Foi uma epopeia, cheia de sobressaltos, drama e reviravoltas. Mas, no final, deu tudo certo. A Seleção Brasileira de Conjunto de Ginástica Rítmica, que entrou para a elite planetária da modalidade, conseguiu a façanha com a qual sonhava há anos: a conquista de uma vaga olímpica num evento de nível mundial. Nesta quinta-feira, após a improvável recuperação do tornozelo direito da capitã Duda Arakaki, o grupo comandado pela treinadora Camila Ferezin conseguiu a sexta colocação no Mundial, ao somar 65.000 pontos no conjunto das séries mista e simples, e vai aos Jogos de Paris-2024.
Havia cinco vagas em jogo. Bulgária, Israel e Espanha, que subiram ao pódio no Mundial de Sófia, no ano passado, já estavam classificadas. Na edição de Valencia-2023, os países que obtiveram a vaga são, pela ordem, China, Itália, Ucrânia, Brasil e França. Depois de cometer um erro mais evidente na série mista, o Brasil ficou em situação delicada. A apresentação valeu a nota 30.100, apenas a 11ª entre as 24 equipes. Na segunda rodada, no entanto, as ginastas brasileiras brilharam muito. Registraram a nota 34.900 na série simples, de cinco arcos. Foi o suficiente, depois de uma longa e tensa espera, no aguardo dos resultados das outras equipes, para garantir o conjunto brasileiro em Paris.
Duda, exultante depois da histórica conquista, disse que nunca duvidou da possibilidade de entrar em quadra, mesmo quando viu seu tornozelo parecendo uma bola de GR. E conta o que pensou quando viu o estado em que ele ficou depois da torção. “Pensei que ia competir, que precisava competir. Que eu ia fazer físio, que eu ia rezar e fazer tudo o que estivesse ao meu alcance para competir. Foram dias muito tensos… dúvidas, medos. Mas minha equipe não me permitiu que eu desacreditasse em momento algum.

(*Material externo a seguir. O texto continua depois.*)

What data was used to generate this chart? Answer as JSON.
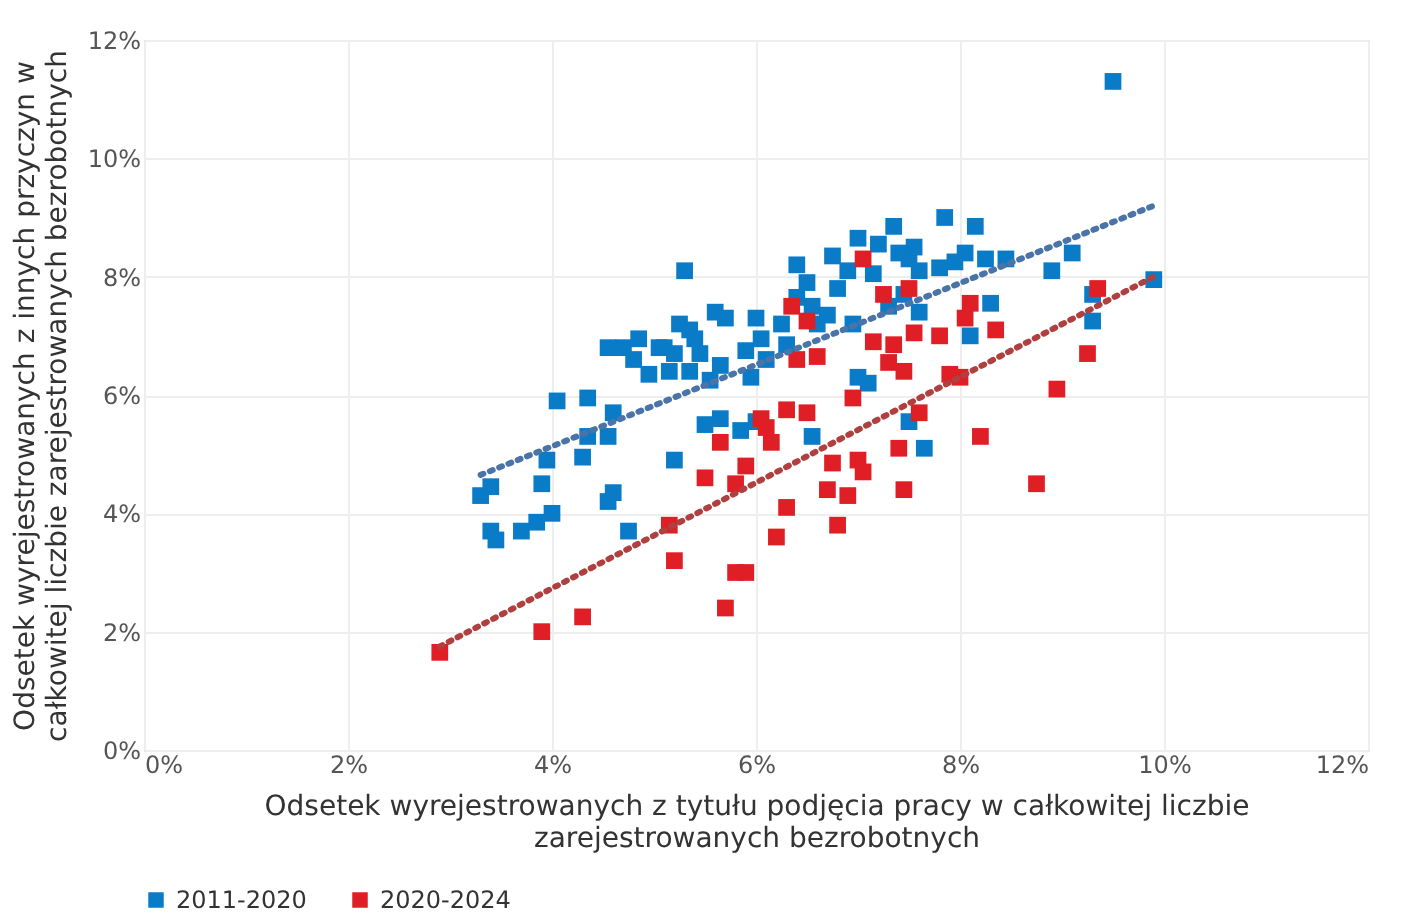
{
  "chart_data": {
    "type": "scatter",
    "xlabel": "Odsetek wyrejestrowanych z tytułu podjęcia pracy w całkowitej liczbie\nzarejestrowanych bezrobotnych",
    "ylabel": "Odsetek wyrejestrowanych z innych przyczyn w\ncałkowitej liczbie zarejestrowanych bezrobotnych",
    "xlim": [
      0,
      12
    ],
    "ylim": [
      0,
      12
    ],
    "xticks": [
      {
        "value": 0,
        "label": "0%"
      },
      {
        "value": 2,
        "label": "2%"
      },
      {
        "value": 4,
        "label": "4%"
      },
      {
        "value": 6,
        "label": "6%"
      },
      {
        "value": 8,
        "label": "8%"
      },
      {
        "value": 10,
        "label": "10%"
      },
      {
        "value": 12,
        "label": "12%"
      }
    ],
    "yticks": [
      {
        "value": 0,
        "label": "0%"
      },
      {
        "value": 2,
        "label": "2%"
      },
      {
        "value": 4,
        "label": "4%"
      },
      {
        "value": 6,
        "label": "6%"
      },
      {
        "value": 8,
        "label": "8%"
      },
      {
        "value": 10,
        "label": "10%"
      },
      {
        "value": 12,
        "label": "12%"
      }
    ],
    "grid": true,
    "legend": "bottom",
    "marker": "square",
    "series": [
      {
        "name": "2011-2020",
        "color": "#0a7bc7",
        "x": [
          3.3,
          3.4,
          3.45,
          3.4,
          3.7,
          3.9,
          3.85,
          4.0,
          3.95,
          4.05,
          4.35,
          4.3,
          4.35,
          4.55,
          4.6,
          4.55,
          4.6,
          4.75,
          4.55,
          4.7,
          4.85,
          4.8,
          4.95,
          5.05,
          5.15,
          5.2,
          5.25,
          5.35,
          5.3,
          5.35,
          5.2,
          5.1,
          5.4,
          5.45,
          5.55,
          5.5,
          5.6,
          5.7,
          5.65,
          5.65,
          5.85,
          5.95,
          6.0,
          5.9,
          6.05,
          6.0,
          6.1,
          6.25,
          6.3,
          6.4,
          6.4,
          6.5,
          6.55,
          6.6,
          6.7,
          6.55,
          6.75,
          6.8,
          6.9,
          7.0,
          6.95,
          7.0,
          7.1,
          7.15,
          7.2,
          7.3,
          7.35,
          7.4,
          7.45,
          7.5,
          7.55,
          7.6,
          7.6,
          7.5,
          7.65,
          7.8,
          7.85,
          7.95,
          8.05,
          8.15,
          8.1,
          8.25,
          8.3,
          8.45,
          8.9,
          9.1,
          9.3,
          9.3,
          9.5,
          9.9
        ],
        "values": [
          4.3,
          3.7,
          3.55,
          4.45,
          3.7,
          4.5,
          3.85,
          4.0,
          4.9,
          5.9,
          5.95,
          4.95,
          5.3,
          4.2,
          4.35,
          5.3,
          5.7,
          3.7,
          6.8,
          6.8,
          6.95,
          6.6,
          6.35,
          6.8,
          6.4,
          6.7,
          7.2,
          7.1,
          8.1,
          6.4,
          4.9,
          6.8,
          6.95,
          6.7,
          6.25,
          5.5,
          7.4,
          7.3,
          6.5,
          5.6,
          5.4,
          6.3,
          5.55,
          6.75,
          6.95,
          7.3,
          6.6,
          7.2,
          6.85,
          7.65,
          8.2,
          7.9,
          7.5,
          7.2,
          7.35,
          5.3,
          8.35,
          7.8,
          8.1,
          8.65,
          7.2,
          6.3,
          6.2,
          8.05,
          8.55,
          7.5,
          8.85,
          8.4,
          7.7,
          8.3,
          8.5,
          8.1,
          7.4,
          5.55,
          5.1,
          8.15,
          9.0,
          8.25,
          8.4,
          8.85,
          7.0,
          8.3,
          7.55,
          8.3,
          8.1,
          8.4,
          7.7,
          7.25,
          11.3,
          7.95
        ]
      },
      {
        "name": "2020-2024",
        "color": "#e01e25",
        "x": [
          2.9,
          3.9,
          4.3,
          5.15,
          5.2,
          5.5,
          5.65,
          5.7,
          5.8,
          5.9,
          5.8,
          5.9,
          6.05,
          6.1,
          6.15,
          6.2,
          6.3,
          6.3,
          6.35,
          6.4,
          6.5,
          6.6,
          6.7,
          6.75,
          6.8,
          6.9,
          7.0,
          7.05,
          7.05,
          7.15,
          7.25,
          7.3,
          7.35,
          7.4,
          7.45,
          7.45,
          7.5,
          7.55,
          7.6,
          7.8,
          7.9,
          8.0,
          8.05,
          8.1,
          8.2,
          8.35,
          8.75,
          8.95,
          9.25,
          9.35,
          6.5,
          6.95
        ],
        "values": [
          1.65,
          2.0,
          2.25,
          3.8,
          3.2,
          4.6,
          5.2,
          2.4,
          3.0,
          3.0,
          4.5,
          4.8,
          5.6,
          5.45,
          5.2,
          3.6,
          4.1,
          5.75,
          7.5,
          6.6,
          7.25,
          6.65,
          4.4,
          4.85,
          3.8,
          4.3,
          4.9,
          4.7,
          8.3,
          6.9,
          7.7,
          6.55,
          6.85,
          5.1,
          4.4,
          6.4,
          7.8,
          7.05,
          5.7,
          7.0,
          6.35,
          6.3,
          7.3,
          7.55,
          5.3,
          7.1,
          4.5,
          6.1,
          6.7,
          7.8,
          5.7,
          5.95
        ]
      },
      {
        "type": "line",
        "color": "#4a74a8",
        "line_style": "dotted",
        "marker": "none",
        "x": [
          3.3,
          9.9
        ],
        "values": [
          4.65,
          9.2
        ]
      },
      {
        "type": "line",
        "color": "#b04040",
        "line_style": "dotted",
        "marker": "none",
        "x": [
          2.9,
          9.9
        ],
        "values": [
          1.75,
          8.0
        ]
      }
    ]
  }
}
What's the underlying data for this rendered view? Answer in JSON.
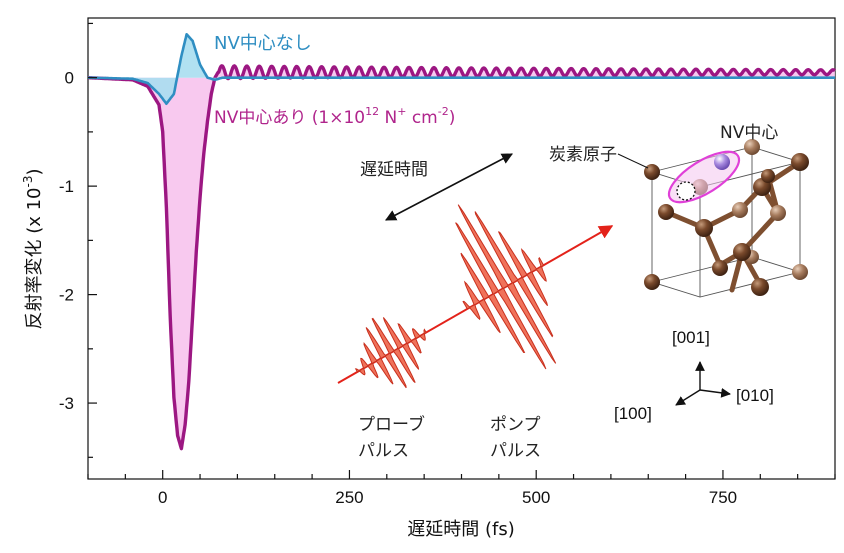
{
  "chart_data": {
    "type": "line",
    "xlabel": "遅延時間 (fs)",
    "ylabel": "反射率変化 (x 10",
    "ylabel_sup": "-3",
    "ylabel_close": ")",
    "xlim": [
      -100,
      900
    ],
    "ylim": [
      -3.7,
      0.55
    ],
    "x_ticks": [
      0,
      250,
      500,
      750
    ],
    "x_tick_labels": [
      "0",
      "250",
      "500",
      "750"
    ],
    "y_ticks": [
      0,
      -1,
      -2,
      -3
    ],
    "y_tick_labels": [
      "0",
      "-1",
      "-2",
      "-3"
    ],
    "series": [
      {
        "name": "NV中心なし",
        "color": "#2f8ec2",
        "fill": "#a8def0",
        "x": [
          -100,
          -40,
          -20,
          -5,
          5,
          15,
          25,
          32,
          40,
          50,
          60,
          70,
          80,
          100,
          300,
          600,
          900
        ],
        "y": [
          0,
          -0.01,
          -0.05,
          -0.15,
          -0.24,
          -0.15,
          0.2,
          0.4,
          0.34,
          0.12,
          0.0,
          -0.02,
          0.0,
          0.0,
          0.0,
          0.0,
          0.0
        ]
      },
      {
        "name": "NV中心あり (1×10",
        "name_sup": "12",
        "name_mid": " N",
        "name_sup2": "+",
        "name_end": " cm",
        "name_sup3": "-2",
        "name_close": ")",
        "color": "#9c1782",
        "fill": "#f7c0ec",
        "x": [
          -100,
          -40,
          -20,
          -5,
          0,
          5,
          10,
          15,
          20,
          25,
          30,
          35,
          40,
          45,
          50,
          55,
          60,
          65,
          70,
          75,
          80
        ],
        "y": [
          0,
          -0.02,
          -0.08,
          -0.25,
          -0.5,
          -1.2,
          -2.2,
          -2.95,
          -3.3,
          -3.42,
          -3.2,
          -2.8,
          -2.2,
          -1.6,
          -1.1,
          -0.7,
          -0.4,
          -0.15,
          0.0,
          0.06,
          0.02
        ],
        "oscillation": {
          "start": 75,
          "end": 900,
          "period": 16.7,
          "amplitude": 0.06,
          "offset": 0.05,
          "decay": 0.0012
        }
      }
    ],
    "grid": false
  },
  "annotations": {
    "label_no_nv": "NV中心なし",
    "label_delay": "遅延時間",
    "label_carbon": "炭素原子",
    "label_nv": "NV中心",
    "probe_line1": "プローブ",
    "probe_line2": "パルス",
    "pump_line1": "ポンプ",
    "pump_line2": "パルス",
    "dir_001": "[001]",
    "dir_010": "[010]",
    "dir_100": "[100]"
  },
  "colors": {
    "pulse": "#e8412c",
    "pulse_fill": "#f0725a",
    "beam": "#e3221a",
    "bond": "#8a5a3a",
    "atom_dark": "#6b3f24",
    "atom_light": "#a77c5e",
    "nv_ring": "#e040d8",
    "nv_atom": "#9a7dd8"
  }
}
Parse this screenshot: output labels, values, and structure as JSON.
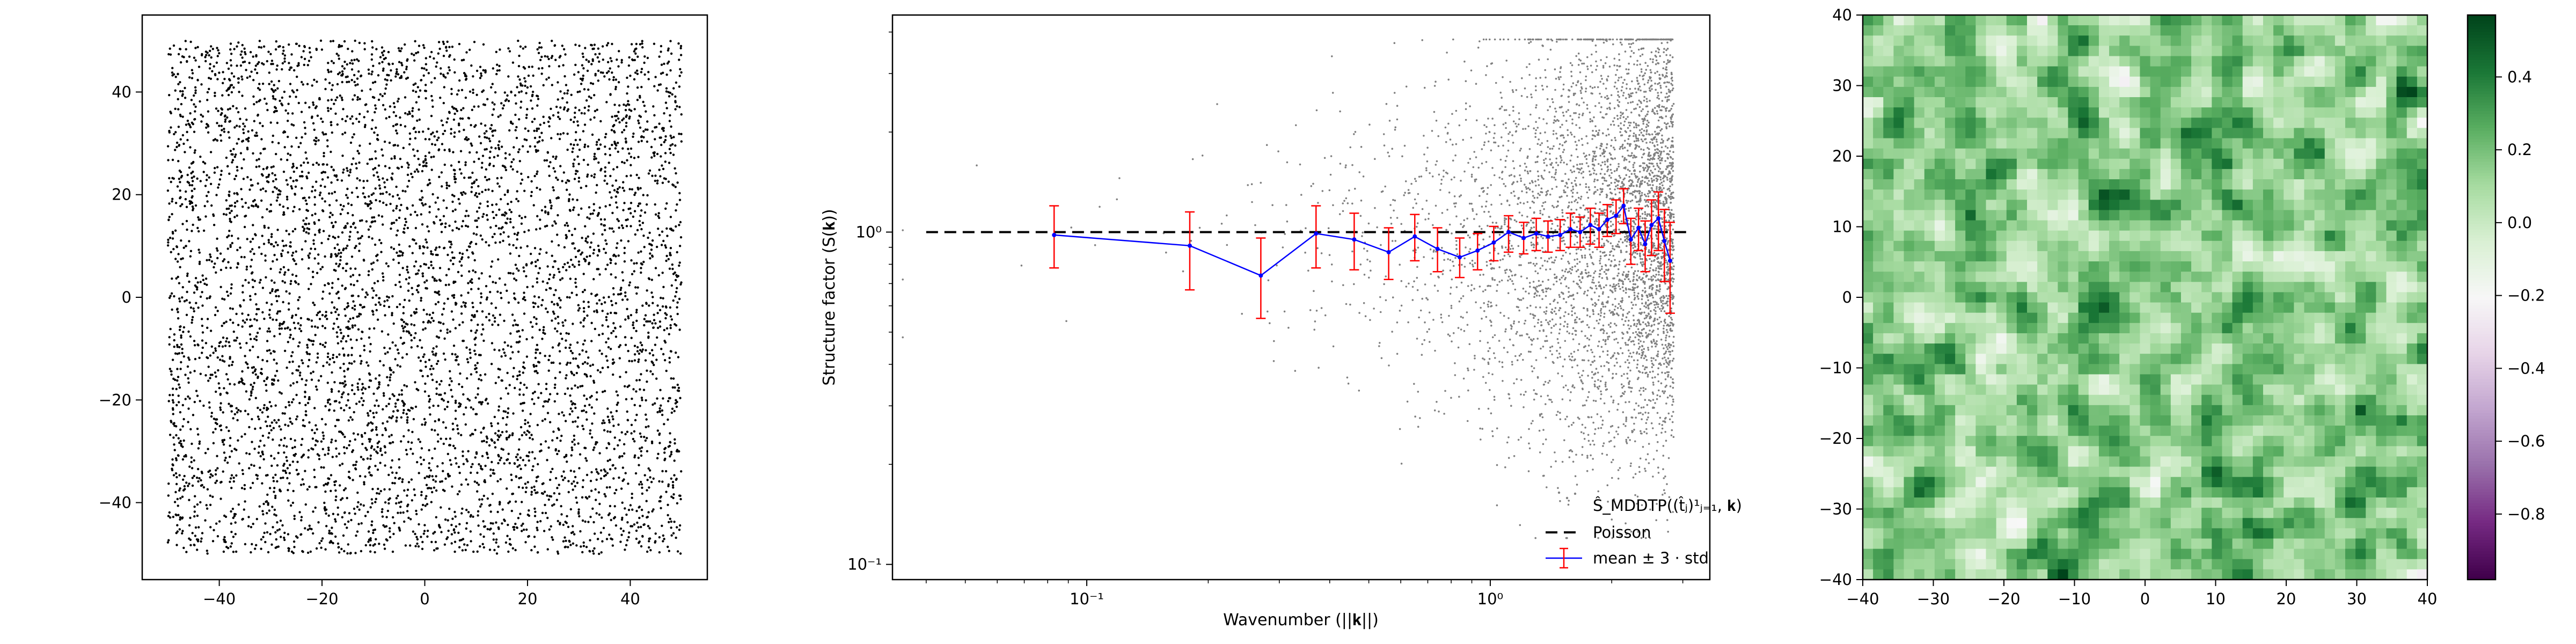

A gente rezou muito, ajoelhou, à noite, todos os dias, e deu certo”.
A ginasta alagoana não economizou nos agradecimentos à comissão multidisciplinar e às companheiras de equipe. E sobretudo a Paulo Márcio P. Oliveira, o craque da fisioterapia que não largou a mão de Duda – e nem o pé direito – até que a atleta reunisse condições de entrar em quadra.
A treinadora Camila Ferezin também abordou o seu ponto de vista ao longo dessa trajetória repleta de emoções. “Foi uma semana muito difícil. Em momento nenhum imaginamos que a Duda, nossa capitã, a protagonista de nossas coreografias, fosse se lesionar logo no primeiro dia de treino aqui em Valência. Mas a gente conseguiu manter a equipe unida, e com a cabeça forte, porque nos preparamos para várias situações: plano A, plano B…A gente tem uma equipe reserva que se prepara diariamente junto com a equipe principal em Aracaju.